John Westbrooke discovers a doomed artist and his languid nudes
Tate Modern’s exhibition of the works of Amedeo Modigliani brings together the biggest group of his nude paintings ever shown in this country. A dozen hang in a big central room, and they’re quite stunning.
At a quick glance they look samey – elongated figures, in not-quite-naturalistic shades of yellowish and orangeish. Look more closely, though, and you start to notice the individuality of the sitters; the Italian painter certainly wasn’t just producing the same picture 12 times.
Perhaps the most striking, “Reclining Nude”, lies on her back, eyes shut, one arm stretched behind her head, her body half-rotated toward the viewer. Others are more assertive, or provocative, according to your taste. “Nude” (1917) is turned away but looks back at us over her shoulder, her eyes open but expressionless. “Seated Nude” is sitting on the floor, investigating us slightly more quizzically. “Reclining Nude on a White Cushion” is smiling – but not at us.
These, the gallery reckons, are markers of social change – early depictions of the New Woman who came into being around the time of World War 1, winning autonomy their Victorian mothers never knew, stepping out of the home to take up jobs left vacant by men at war. Though they’re hardly the first models to stare back (think of Manet’s “Olympia” 50 years earlier), they do have a serene uninterest in seducing onlookers. They were controversial, all the same; the police wanted the painter’s only solo exhibition closed down because of the pubic hair on show.
Then again, the Tate points out that we don’t know who many of them were (when he painted his mistresses they kept their clothes on), and that they were quite likely sex workers making some extra money: they could earn five francs a day, twice what a female factory worker would make and not much less than Modigliani himself got from his dealer. So the women might be from the oldest profession, not new ones.

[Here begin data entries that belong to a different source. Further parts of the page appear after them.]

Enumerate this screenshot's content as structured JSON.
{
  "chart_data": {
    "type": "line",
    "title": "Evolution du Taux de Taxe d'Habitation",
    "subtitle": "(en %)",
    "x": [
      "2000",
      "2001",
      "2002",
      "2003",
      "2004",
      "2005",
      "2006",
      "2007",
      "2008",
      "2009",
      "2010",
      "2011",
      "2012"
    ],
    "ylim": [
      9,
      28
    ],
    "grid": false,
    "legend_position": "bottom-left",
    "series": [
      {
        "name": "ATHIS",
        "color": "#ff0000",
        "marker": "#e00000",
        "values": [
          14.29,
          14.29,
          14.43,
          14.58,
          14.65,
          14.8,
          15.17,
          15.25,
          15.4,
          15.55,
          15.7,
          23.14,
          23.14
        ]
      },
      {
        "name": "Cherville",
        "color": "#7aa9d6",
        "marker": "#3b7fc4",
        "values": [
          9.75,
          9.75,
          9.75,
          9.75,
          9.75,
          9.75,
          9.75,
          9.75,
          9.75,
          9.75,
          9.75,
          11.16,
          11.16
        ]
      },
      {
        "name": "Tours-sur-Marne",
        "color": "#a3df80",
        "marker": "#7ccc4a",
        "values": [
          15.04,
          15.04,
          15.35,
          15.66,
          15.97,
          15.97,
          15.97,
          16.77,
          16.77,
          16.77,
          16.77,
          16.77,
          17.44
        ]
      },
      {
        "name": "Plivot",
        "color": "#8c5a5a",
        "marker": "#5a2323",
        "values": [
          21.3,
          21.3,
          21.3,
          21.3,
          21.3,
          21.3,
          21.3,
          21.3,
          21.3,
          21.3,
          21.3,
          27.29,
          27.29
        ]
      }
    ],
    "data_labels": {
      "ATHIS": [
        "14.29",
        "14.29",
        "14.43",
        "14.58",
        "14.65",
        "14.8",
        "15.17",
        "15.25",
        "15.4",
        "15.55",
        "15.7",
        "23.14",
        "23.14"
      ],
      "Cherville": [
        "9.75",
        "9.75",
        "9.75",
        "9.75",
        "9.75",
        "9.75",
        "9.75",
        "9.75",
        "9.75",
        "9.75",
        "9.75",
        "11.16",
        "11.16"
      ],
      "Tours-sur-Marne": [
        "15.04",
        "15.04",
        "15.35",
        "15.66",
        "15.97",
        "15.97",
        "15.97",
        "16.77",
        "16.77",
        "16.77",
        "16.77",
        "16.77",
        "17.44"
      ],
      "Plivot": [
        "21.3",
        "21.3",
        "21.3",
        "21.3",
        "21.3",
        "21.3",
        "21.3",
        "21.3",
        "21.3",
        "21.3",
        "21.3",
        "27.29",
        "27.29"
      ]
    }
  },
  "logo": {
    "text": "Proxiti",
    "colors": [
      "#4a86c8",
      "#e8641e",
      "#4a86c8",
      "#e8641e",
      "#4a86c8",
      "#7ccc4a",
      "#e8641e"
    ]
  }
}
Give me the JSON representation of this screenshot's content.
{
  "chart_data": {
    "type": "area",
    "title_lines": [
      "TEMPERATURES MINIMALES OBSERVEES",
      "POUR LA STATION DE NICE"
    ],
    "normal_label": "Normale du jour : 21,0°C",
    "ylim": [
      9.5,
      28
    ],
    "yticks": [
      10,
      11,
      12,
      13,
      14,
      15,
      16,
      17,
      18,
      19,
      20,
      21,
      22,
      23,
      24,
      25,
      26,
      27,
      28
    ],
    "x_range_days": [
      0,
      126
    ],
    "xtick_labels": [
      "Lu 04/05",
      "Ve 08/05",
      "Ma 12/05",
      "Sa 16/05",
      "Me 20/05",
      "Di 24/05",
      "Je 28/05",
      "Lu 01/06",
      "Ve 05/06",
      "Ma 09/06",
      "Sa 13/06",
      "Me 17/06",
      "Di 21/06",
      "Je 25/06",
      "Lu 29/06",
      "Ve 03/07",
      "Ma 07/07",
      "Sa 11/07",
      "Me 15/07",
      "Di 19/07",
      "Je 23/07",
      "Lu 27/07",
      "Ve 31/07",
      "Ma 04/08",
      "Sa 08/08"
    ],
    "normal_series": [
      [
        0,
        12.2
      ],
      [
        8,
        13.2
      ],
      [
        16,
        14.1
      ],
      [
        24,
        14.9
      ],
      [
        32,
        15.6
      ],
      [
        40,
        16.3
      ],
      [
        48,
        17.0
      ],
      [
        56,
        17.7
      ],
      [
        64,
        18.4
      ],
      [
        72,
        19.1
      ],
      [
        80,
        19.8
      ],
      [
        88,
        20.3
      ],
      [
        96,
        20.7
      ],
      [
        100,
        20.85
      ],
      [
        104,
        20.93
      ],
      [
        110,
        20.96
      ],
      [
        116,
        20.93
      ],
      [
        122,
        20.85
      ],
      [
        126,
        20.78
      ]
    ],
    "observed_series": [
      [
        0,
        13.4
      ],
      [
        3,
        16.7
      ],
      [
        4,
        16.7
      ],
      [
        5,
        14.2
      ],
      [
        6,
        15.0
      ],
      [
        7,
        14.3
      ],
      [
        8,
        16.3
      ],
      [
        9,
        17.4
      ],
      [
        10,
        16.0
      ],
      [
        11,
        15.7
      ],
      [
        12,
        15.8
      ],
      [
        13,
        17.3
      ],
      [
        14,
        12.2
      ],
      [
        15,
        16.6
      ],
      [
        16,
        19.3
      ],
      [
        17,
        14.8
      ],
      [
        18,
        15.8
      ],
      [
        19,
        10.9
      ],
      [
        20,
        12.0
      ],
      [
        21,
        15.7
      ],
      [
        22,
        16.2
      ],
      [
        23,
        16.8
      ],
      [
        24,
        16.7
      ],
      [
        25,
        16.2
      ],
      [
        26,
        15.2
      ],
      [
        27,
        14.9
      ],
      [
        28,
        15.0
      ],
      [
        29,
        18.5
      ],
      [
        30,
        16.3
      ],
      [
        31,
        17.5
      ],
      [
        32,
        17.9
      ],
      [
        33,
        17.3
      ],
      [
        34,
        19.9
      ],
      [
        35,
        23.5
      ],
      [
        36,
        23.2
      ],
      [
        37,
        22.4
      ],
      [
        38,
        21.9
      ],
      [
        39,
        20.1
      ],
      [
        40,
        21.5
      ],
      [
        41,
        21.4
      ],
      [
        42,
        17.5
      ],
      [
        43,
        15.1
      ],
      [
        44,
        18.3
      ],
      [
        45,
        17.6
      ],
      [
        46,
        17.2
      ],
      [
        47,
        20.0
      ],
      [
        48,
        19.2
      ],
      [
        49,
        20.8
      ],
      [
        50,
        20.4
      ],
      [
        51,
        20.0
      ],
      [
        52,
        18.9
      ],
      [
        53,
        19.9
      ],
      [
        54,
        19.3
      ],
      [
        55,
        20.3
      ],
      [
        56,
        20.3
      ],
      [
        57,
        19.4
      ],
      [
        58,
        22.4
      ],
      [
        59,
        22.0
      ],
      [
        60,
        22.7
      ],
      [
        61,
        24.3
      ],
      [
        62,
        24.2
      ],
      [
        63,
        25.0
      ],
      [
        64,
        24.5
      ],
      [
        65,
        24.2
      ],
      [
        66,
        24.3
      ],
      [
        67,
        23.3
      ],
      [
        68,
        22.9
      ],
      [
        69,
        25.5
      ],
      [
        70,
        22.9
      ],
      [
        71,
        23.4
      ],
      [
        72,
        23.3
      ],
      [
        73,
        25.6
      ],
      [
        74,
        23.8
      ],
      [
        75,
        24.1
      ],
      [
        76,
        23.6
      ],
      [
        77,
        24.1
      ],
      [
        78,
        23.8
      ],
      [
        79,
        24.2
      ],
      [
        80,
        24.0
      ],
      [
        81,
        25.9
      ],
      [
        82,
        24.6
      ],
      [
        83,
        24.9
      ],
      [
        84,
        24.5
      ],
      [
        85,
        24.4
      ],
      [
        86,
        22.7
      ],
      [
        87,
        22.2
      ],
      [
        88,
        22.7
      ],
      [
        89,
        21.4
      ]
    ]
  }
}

Born in Livorno in 1884, Modigliani moved to Paris, the centre of the art world, in 1906, and promptly started imitating others to see how it was done – standard practice for young artists. Some of his paintings look like Cézanne. The 1917 “Nude” may owe something to Ingres’ “Odalisque”. The elongated figures hint at Botticelli.
The long faces with long noses recall Picasso’s work after seeing African masks – though Modigliani probably came on the masks independently. He knew Picasso and painted him (the one here isn’t his best), and acknowledged that he was always 10 years ahead of everyone else, though he dressed untidily. Picasso, in return, said Modigliani was the best dressed man in Paris (this didn’t last; he became a bohemian slob).
But for all the influences he soaked up, he was always his own man; you’d never mistake a Modigliani for a work by anyone else. His portraits are in some ways like great caricature, without the humorous intent: he developed his own style, with oval faces and sometimes greyed-out or blacked-out eyes (the hands, strangely, often look like bunches of bananas), and yet you feel you’d recognise them if you saw them in the street, so well has he caught their likeness.
A portrait of his early dealer Paul Guillaume is a case in point: angular, mannered, and yet photos suggest he did look like that. One sitter, for “Boy in Short Pants”, has now been identified as the son of a friend: an existing photo of him was long thought to have shown a girl, but block out his long hair and you can see that, yes, Modigliani got him right
He briefly worked on sculpture, apparently with limestone he liberated from building sites. He produced only 28 works; nine accomplished heads are on display here, each longer than the last. But it appears he decided two dimensions were enough for what he wanted to achieve, and the dust can’t have done his lungs any good.
Toward the end of the war, after painting the nudes hung here, he moved to the south of France with his latest and last lover, Jeanne Hébuterne. They had a daughter; but he was already sick – he’d never got over childhood pleurisy – and addicted to absinthe and hashish. They returned to Paris in 1919 and he died of tubercular meningitis the following year, aged 35. Jeanne, eight months pregnant, killed herself a few days later.
Retrospectively, he became the template for the enfant terrible artist, starving in a garret, working feverishly at the mercy of his illness and addictions, unrecognised while alive and adored when dead (shades of Van Gogh), a Svengali with women (at least partly unfair: two of his lovers were well known authors in their right). Paint fast, die young, leave a raddled corpse.
And yet this isn’t what you see on the walls at all: as intensely as he worked, his relaxed, recumbent nudes seem to have all the time in the world.
The exhibition features not only a slide show of photos of the artist and his friends and film of the raffish prewar Paris where they lived, but also a virtual reality show: sit with a headset on and you’re surrounded by a recreation of Modigliani’s last studio; turn your head back and forth to see the smoke wafting up from a cigarette on the table and the rain dripping from the ceiling. This is something new and ingenious, but first come first served – ask about tickets as soon as you arrive.
Modigliani runs at Tate Modern until 2 April 2018. Adults from £17.70, seniors £16.70; family tickets available.